The third is the leverage itself. If the healthcare sector plunges 10% in a single day—a tail-risk scenario, but not impossible in a major crisis—CURE would fall 30%. A 30% loss in a single day would wipe out three years of calm returns for a buy-and-hold investor. That is the price of the amplification: catastrophic downside on bad days.
The fourth is slippage in rebalancing. When CURE rebalances daily, it must trade in and out of derivative positions, moving the market slightly.
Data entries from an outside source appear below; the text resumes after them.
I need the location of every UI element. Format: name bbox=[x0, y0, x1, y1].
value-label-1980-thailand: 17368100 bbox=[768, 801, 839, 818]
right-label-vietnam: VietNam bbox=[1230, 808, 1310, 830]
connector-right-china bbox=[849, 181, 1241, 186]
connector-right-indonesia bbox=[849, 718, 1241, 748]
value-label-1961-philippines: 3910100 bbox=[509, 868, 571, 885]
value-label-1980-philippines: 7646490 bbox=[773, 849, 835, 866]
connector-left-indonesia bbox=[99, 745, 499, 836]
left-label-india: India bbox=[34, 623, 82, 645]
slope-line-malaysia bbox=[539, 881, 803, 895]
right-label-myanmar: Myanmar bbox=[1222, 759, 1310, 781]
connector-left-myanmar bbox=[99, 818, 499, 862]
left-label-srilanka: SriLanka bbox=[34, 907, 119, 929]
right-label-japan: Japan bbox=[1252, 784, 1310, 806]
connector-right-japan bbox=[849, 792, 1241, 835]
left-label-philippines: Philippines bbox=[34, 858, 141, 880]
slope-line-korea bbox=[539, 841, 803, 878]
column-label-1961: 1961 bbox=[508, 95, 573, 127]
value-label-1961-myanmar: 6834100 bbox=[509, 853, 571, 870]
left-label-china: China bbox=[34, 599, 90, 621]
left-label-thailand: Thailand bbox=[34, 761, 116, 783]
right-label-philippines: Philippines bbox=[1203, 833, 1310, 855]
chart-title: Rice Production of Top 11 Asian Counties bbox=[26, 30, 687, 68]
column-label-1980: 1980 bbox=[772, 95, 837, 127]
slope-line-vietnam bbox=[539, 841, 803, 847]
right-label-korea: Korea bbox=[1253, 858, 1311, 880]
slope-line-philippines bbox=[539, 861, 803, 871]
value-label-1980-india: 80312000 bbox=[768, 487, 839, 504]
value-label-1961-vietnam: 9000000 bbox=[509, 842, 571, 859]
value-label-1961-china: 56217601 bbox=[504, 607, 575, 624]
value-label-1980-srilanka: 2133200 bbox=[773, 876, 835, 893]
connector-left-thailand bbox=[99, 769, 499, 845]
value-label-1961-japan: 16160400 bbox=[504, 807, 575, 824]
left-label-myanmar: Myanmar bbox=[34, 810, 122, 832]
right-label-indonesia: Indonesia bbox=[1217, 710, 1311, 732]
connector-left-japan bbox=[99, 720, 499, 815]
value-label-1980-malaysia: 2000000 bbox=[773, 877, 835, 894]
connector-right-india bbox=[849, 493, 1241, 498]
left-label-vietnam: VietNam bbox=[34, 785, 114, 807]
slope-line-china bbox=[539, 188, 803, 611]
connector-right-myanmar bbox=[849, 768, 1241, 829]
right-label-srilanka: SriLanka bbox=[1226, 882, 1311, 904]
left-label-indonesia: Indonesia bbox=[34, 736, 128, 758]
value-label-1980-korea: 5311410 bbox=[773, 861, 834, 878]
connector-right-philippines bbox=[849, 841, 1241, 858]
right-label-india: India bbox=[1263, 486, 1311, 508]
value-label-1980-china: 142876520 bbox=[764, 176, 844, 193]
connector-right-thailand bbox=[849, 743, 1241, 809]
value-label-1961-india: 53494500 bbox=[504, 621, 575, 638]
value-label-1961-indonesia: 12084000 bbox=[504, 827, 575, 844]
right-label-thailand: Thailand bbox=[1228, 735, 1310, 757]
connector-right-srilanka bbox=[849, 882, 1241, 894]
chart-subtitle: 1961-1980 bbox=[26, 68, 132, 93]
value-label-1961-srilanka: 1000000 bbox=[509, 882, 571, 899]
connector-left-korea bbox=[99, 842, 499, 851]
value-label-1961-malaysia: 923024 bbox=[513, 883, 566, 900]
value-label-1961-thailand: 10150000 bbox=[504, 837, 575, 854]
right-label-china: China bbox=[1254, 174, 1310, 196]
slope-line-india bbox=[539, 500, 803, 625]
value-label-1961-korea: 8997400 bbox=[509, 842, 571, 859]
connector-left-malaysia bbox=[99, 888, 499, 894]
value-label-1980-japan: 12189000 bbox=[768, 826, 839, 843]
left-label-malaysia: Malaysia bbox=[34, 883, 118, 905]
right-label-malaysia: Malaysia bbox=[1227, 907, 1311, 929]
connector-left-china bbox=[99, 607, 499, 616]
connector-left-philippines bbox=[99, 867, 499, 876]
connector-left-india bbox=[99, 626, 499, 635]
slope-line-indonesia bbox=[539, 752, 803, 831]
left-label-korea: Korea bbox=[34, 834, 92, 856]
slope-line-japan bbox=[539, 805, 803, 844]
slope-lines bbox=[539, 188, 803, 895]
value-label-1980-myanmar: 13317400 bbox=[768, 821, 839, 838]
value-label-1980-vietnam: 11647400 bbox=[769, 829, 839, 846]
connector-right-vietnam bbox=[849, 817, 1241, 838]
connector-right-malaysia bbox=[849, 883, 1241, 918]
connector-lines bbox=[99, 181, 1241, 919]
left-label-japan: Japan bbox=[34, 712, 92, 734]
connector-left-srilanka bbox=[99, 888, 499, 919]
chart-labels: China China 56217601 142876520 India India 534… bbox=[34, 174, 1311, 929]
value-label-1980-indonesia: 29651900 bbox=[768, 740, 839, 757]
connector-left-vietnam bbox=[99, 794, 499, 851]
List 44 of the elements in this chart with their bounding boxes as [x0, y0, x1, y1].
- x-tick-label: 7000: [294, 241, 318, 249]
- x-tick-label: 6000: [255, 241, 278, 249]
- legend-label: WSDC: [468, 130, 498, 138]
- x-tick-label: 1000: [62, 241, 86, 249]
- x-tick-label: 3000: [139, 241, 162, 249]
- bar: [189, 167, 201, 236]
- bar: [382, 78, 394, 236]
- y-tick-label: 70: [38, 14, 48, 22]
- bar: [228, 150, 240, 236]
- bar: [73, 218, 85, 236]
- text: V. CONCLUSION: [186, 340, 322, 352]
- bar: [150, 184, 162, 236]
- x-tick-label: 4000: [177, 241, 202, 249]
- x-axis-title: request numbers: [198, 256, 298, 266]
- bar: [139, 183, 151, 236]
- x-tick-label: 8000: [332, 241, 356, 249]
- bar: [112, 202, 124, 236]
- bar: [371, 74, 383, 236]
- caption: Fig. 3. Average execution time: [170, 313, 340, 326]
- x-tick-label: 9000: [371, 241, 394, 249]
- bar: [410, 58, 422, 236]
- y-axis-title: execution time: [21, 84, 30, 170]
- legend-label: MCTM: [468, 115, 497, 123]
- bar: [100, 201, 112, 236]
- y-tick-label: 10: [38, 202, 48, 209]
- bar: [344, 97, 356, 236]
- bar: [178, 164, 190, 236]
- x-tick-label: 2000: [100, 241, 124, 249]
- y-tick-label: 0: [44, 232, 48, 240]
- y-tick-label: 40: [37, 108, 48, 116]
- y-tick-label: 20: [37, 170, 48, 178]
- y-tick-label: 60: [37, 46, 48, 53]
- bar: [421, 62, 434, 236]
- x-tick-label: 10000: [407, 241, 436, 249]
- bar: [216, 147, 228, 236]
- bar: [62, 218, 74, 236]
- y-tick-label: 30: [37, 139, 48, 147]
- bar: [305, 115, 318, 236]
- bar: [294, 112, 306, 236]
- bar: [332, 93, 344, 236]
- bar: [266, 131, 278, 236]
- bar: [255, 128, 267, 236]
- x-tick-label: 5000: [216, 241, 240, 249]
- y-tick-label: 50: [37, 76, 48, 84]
In illiquid periods or large market dislocations, that rebalancing can cause the fund to lag its stated leverage target, a phenomenon called tracking error. During a crisis, when you most want the leverage to work, it may fail partially.
Who CURE is for and who it is not for
CURE is for a trader with a specific, intraday directional thesis about healthcare and the sophistication to understand leverage, daily rebalancing, and volatility decay. It is not for a retirement account, not for a long-term portfolio, and not for anyone who does not understand the math of compounding losses in a down market.
To research CURE further, read the prospectus and fact sheet on Direxion’s website, which spell out the daily reset mechanism and the volatility-decay risk plainly. The SEC’s Office of Investor Education and Advocacy also publishes materials on leveraged ETF risks. Search the fund’s actual holdings and daily returns over a multiweek period to develop an intuition for how much slippage and decay occur outside of single-trading-day swings.